A Alemanha e a França reagiram ao desafio apostando alto na integração europeia. Em 10 de Janeiro o jornal The Times of London publicou uma matéria segundo a qual Merkel e Macron estão prestes a assinar o assim chamado «Tratado de Aachen» que «anunciará uma nova era para a integração» que «forjará políticas compartilhadas para a defesa, tanto externa quanto económica, consolidadas num pacto de 'cidades-irmãs' jamais visto, considerado um protótipo para o futuro da União Europeia».

De acordo com o The Times:«Os dois países farão lobby para que a Alemanha ganhe um assento permanente no Conselho de Segurança da ONU ao lado da França, EUA, China, Rússia e Grã-Bretanha, aliados vitoriosos da Segunda Guerra Mundial».

«A França e a Alemanha também pretendem falar de forma uníssona em Bruxelas, desenhando posições comuns diante das principais reuniões de cúpula da União Europeia, com o propósito de tornar o bloco uma potência mais resoluta no cenário internacional». O tratado tem como meta sinalizar que a França e a Alemanha defenderão os valores do multilateralismo quando a ordem liberal global estiver ameaçada. Tanto o presidente Macron quanto a chanceler Merkel mostraram-se frustrados com a ascensão do populismo e do nacionalismo e com o facto da Europa estar reticente diante de problemas como as mudanças climáticas e a migração em massa...
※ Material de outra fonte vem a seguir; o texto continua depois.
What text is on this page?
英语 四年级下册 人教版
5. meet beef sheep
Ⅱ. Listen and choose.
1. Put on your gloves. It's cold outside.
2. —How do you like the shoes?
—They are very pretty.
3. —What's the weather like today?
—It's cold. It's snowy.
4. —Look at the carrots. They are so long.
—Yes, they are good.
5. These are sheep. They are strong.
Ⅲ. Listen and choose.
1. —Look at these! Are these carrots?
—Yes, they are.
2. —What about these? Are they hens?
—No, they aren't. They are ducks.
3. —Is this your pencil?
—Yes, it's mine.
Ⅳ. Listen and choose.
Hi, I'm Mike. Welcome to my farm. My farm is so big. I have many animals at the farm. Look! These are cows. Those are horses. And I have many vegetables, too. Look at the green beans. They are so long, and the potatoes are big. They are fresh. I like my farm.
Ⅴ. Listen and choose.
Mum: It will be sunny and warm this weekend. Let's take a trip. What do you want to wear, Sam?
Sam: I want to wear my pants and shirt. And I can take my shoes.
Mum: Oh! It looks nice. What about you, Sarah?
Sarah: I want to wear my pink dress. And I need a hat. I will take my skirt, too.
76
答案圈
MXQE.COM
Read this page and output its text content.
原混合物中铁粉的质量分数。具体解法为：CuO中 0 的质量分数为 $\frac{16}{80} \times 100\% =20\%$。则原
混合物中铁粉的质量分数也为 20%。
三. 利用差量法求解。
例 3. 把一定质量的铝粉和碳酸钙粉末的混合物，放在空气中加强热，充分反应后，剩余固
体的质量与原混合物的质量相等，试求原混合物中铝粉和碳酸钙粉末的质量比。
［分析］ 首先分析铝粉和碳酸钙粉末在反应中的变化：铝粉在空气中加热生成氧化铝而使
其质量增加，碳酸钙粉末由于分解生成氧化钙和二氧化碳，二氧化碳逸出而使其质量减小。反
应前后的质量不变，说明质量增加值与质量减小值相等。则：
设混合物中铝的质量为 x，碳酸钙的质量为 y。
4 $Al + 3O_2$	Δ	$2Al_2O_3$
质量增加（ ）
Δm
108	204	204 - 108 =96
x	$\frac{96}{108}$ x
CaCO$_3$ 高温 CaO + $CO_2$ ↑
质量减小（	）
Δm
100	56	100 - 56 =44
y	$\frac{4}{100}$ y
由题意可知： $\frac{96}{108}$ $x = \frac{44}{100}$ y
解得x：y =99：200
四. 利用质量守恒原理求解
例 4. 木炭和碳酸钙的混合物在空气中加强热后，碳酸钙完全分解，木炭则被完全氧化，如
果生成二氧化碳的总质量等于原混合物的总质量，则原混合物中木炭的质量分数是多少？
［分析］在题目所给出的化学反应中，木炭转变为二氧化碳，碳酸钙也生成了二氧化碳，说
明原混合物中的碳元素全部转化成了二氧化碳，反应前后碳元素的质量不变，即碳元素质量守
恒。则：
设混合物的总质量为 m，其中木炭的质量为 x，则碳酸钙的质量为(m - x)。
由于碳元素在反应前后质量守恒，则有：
«O breve documento será assinado em 22 de Janeiro em Aachen, a antiga cidade termal alemã perto das fronteiras com a Bélgica e a Holanda. Está previsto para ser ratificado pelos dois parlamentos nacionais no mesmo dia».

«O lugar é cheio de simbolismo. Aachen, conhecida como Aix-la-Chapelle em francês, era a capital imperial dos francos durante o reinado de Carlos Magno, passando da Alemanha para a França e vice-versa diversas vezes».

«Excertos retirados do novo tratado de Aachen retratam a 'harmonização' da regulamentação dos negócios e a coordenação da política económica dos países, orientadas por um conselho misto de especialistas».

«O texto leva a chancela do desejo de Macron em usar o consenso franco-alemão para aglutinar a UE se tornar-se mais articulada como potência global».

«Ambos os governos concordarão em realizar 'consultas regularmente em todos os níveis hierárquicos antes das principais reuniões europeias e tomarão providências para estabelecer posições comuns e emitir declarações conjuntas.' O texto ainda adianta: os dois governos se empenharão em formar uma política externa e de defesa comum forte e eficaz, além de estreitar e aprofundar a união económica e monetária».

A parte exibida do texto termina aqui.